Abdullah bin Abi Aufa r.a. berkata, "Ketika sore hari pada hari Arafah, pada waktu kami duduk mengelilingi Rasulullah saw., beliau saw. bersabda, 'Jika di majelis ini ada orang yang memutuskan silaturahmi, silakan berdiri, jangan duduk bersama kami.' Di antara yang hadir hanya ada satu orang yang berdiri, dan itu pun duduk di kejauhan. Kemudian dalam waktu yang tidak begitu lama, ia datang dan duduk kembali. Rasulullah saw. bertanya kepadanya, 'Karena di antara yang hadir hanya kamu yang berdiri, kemudian kamu datang dan duduk kembali, apakah sesungguhnya yang terjadi? Ia berkata, "Begitu mendengar sabda engkau, saya segera menemui bibi saya yang telah memutuskan silaturahmi dengan saya. Karena kedatangan saya tersebut, ia bertanya, 'Untuk apa kamu datang, tidak seperti biasanya kamu datang kemari.' Lalu saya menyampaikan apa yang telah engkau sabdakan.

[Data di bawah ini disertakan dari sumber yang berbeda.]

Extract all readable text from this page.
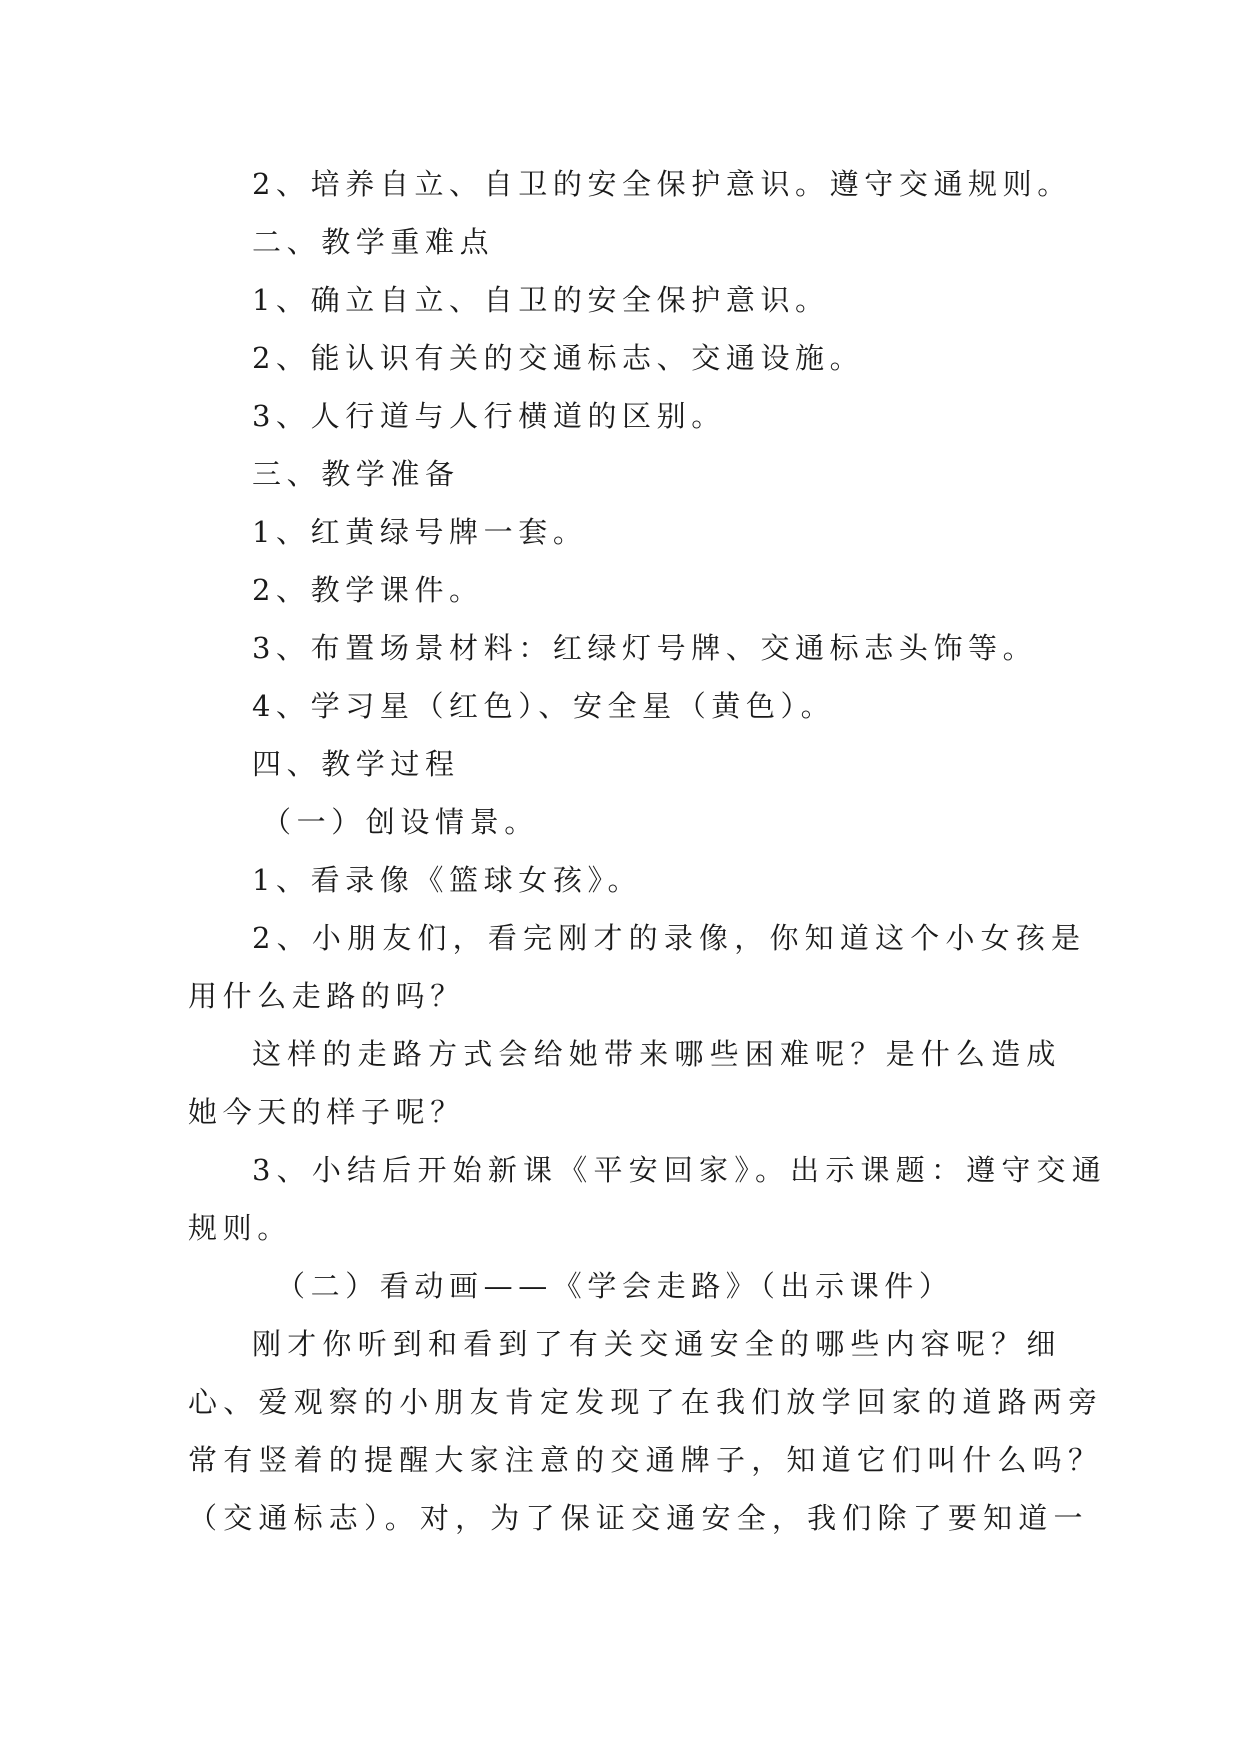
2、培养自立、自卫的安全保护意识。遵守交通规则。

二、教学重难点

1、确立自立、自卫的安全保护意识。

2、能认识有关的交通标志、交通设施。

3、人行道与人行横道的区别。

三、教学准备

1、红黄绿号牌一套。

2、教学课件。

3、布置场景材料：红绿灯号牌、交通标志头饰等。

4、学习星（红色）、安全星（黄色）。

四、教学过程

（一）创设情景。

1、看录像《篮球女孩》。

2、小朋友们，看完刚才的录像，你知道这个小女孩是

用什么走路的吗？

这样的走路方式会给她带来哪些困难呢？是什么造成

她今天的样子呢？

3、小结后开始新课《平安回家》。出示课题：遵守交通

规则。

（二）看动画——《学会走路》（出示课件）

刚才你听到和看到了有关交通安全的哪些内容呢？细

心、爱观察的小朋友肯定发现了在我们放学回家的道路两旁

常有竖着的提醒大家注意的交通牌子，知道它们叫什么吗？

（交通标志）。对，为了保证交通安全，我们除了要知道一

Kemudian ia memintakan ampunan untuk saya, dan saya memintakan ampunan untuknya (setelah kami berdamai, lalu saya datang lagi ke sini). Rasulullah saw. bersabda, 'Kamu telah melakukan perbuatan yang baik, duduklah, rahmat Allah tidak turun ke atas suatu kaum jika di dalamnya ada orang yang memutuskan tali silaturahmi.'"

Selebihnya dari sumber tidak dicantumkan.